KIG 5: Beim fünften und höchsten Schweregrad sind die Zahnfehlstellungen extrem stark ausgeprägt. Die Beeinträchtigung ist hier so groß, dass die kieferorthopädische Behandlung zwingend gegeben ist. Zu den typischen Indikatoren für die KIG 5 gehören unter anderem folgende Feststellungen:

  • Die oberen Schneidezähne überragen die unteren Schneidezähne um über 9 Millimeter (distale Bisslage).
  • Die unteren Schneidezähne ragen mehr als 3 Millimeter vor die oberen Schneidezähne (mesiale Bisslage).
  • Offener Biss, bei dem der Abstand zwischen den Zahnkanten mindestens 4 Millimeter beträgt. Meist ist dieser stark ausgeprägte offene Biss angeboren.
  • Durchbruchsstörungen inklusive einer Verlagerung von einem Zahn bzw. mehreren Zähnen.
  • Ausgeprägte Entwicklungsstörungen im Bereich des Kopfes (zum Beispiel Lippen-Kiefer-Gaumenspalte).

Messungen sind für die Beurteilung unerlässlich

Die Entscheidung, ob ein Befund in die eine KIG oder die andere KIG fällt, hängt nicht nur von Millimetern, sondern häufig von Bruchteilen von Millimetern ab. Dementsprechend werden die Messungen mit modernsten Methoden anhand eines Gipsmodells des Kiefers vorgenommen. Das wiederum macht die Einstufung für Krankenkassen, Gutachter, Ärzte und Patienten nachvollziehbar. Außerdem ist auf diese Weise garantiert, dass Entscheidungen zu Behandlung und Kostenübernahme nicht willkürlich, sondern objektiv getroffen werden können.

Warum wurden die KIG eingeführt?

Zahnmedizinische Eingriffe sind für die Krankenversicherungen ebenso wie kieferorthopädische Behandlungen relativ kostspielig. Hintergrund für die Etablierung der KIG war wie so oft das liebe Geld. Ziel der Gesundheitspolitik war es, Kosten für die gesetzlichen Krankenversicherungen einzusparen.
Wie die Vertreter der Krankenversicherer zum Zeitpunkt der Einführung 2003 mitteilten, mussten sie damals die Kosten für über 50 Prozent aller Behandlungsfälle tragen. Darunter auch für viele Fälle, bei denen der Aspekt der Ästhetik deutlich die medizinische Notwendigkeit überwogen hat. Mit den KIG soll die Quote der Kostenübernahme auf unter 30 Prozent gesenkt werden. Gleichzeitig wurden die KIG auch ins Leben gerufen, um Eltern das Nachvollziehen der Diagnosen ihrer Kinder zu erleichtern.

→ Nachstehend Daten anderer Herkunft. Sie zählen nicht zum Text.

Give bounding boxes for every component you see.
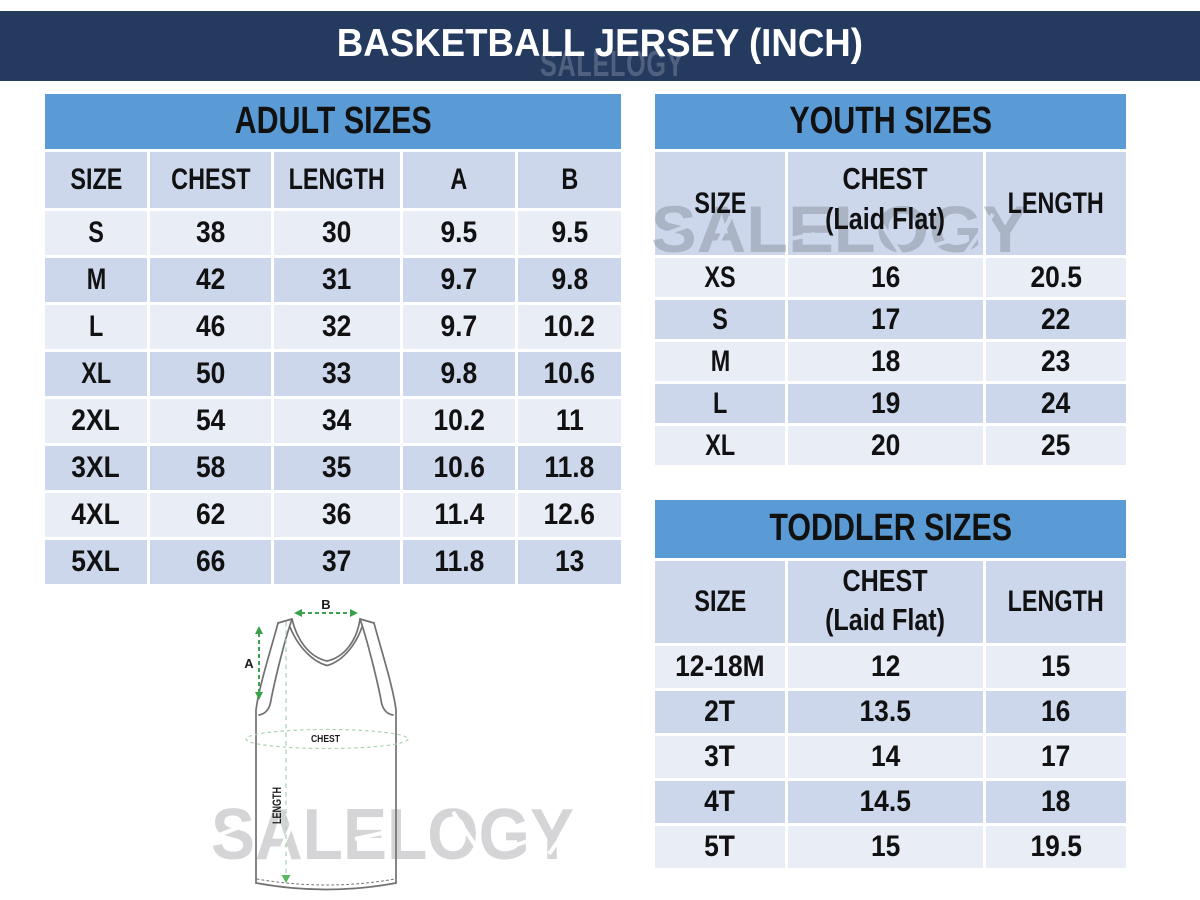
svg-text:SALELOGY: SALELOGY [651,198,1028,264]
svg-text:B: B [321,597,330,612]
svg-text:A: A [244,656,254,671]
svg-text:SALELOGY: SALELOGY [211,795,574,875]
svg-text:CHEST: CHEST [311,733,340,745]
svg-text:LENGTH: LENGTH [270,787,284,824]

Diese Kosten für Zahnkorrekturen übernimmt die Krankenkasse

Grundsätzlich übernimmt die gesetzliche Krankenkasse die Behandlungskosten für Maßnahmen im Rahmen der KIG 1 und 2 nicht. Das gilt sowohl für Kinder als auch für Erwachsene. Bei Kindern werden die Kosten bis zur Vollendung des 17. Lebensjahres erstattet, sofern der Befund in die Kategorien KIG 3 bis 5 fällt. Für Erwachsene entfällt dieses „Privileg“. Hier ist die Kostenübernahme nur in schweren Einzelfällen nach vorheriger Prüfung möglich.
Das kann etwa bei massiven Kieferanomalien der Fall sein. Umso wichtiger ist es, dass Sie mögliche Fehlstellungen bei Ihren Kindern so früh wie möglich korrigieren lassen. Gerade bei stärker ausgeprägten Zahn- und Kieferfehlstellungen ist eine kieferorthopädische Frühbehandlung im Alter von vier bis neun Jahren besonders gut möglich.
Da Zahn- und Kieferanomalien auch bei Erwachsenen auftreten können, bleiben viele Menschen auf den Kosten sitzen. Wer ein gesundes und strahlendes Lächeln möchte, ohne dafür einen immensen Kredit aufzunehmen, für den bietet sich eine Zahnzusatzversicherung an. Je nach Tarif winkt hier selbst für kieferorthopädische Maßnahmen eine Kostenübernahme in Höhe von bis zu 100 Prozent.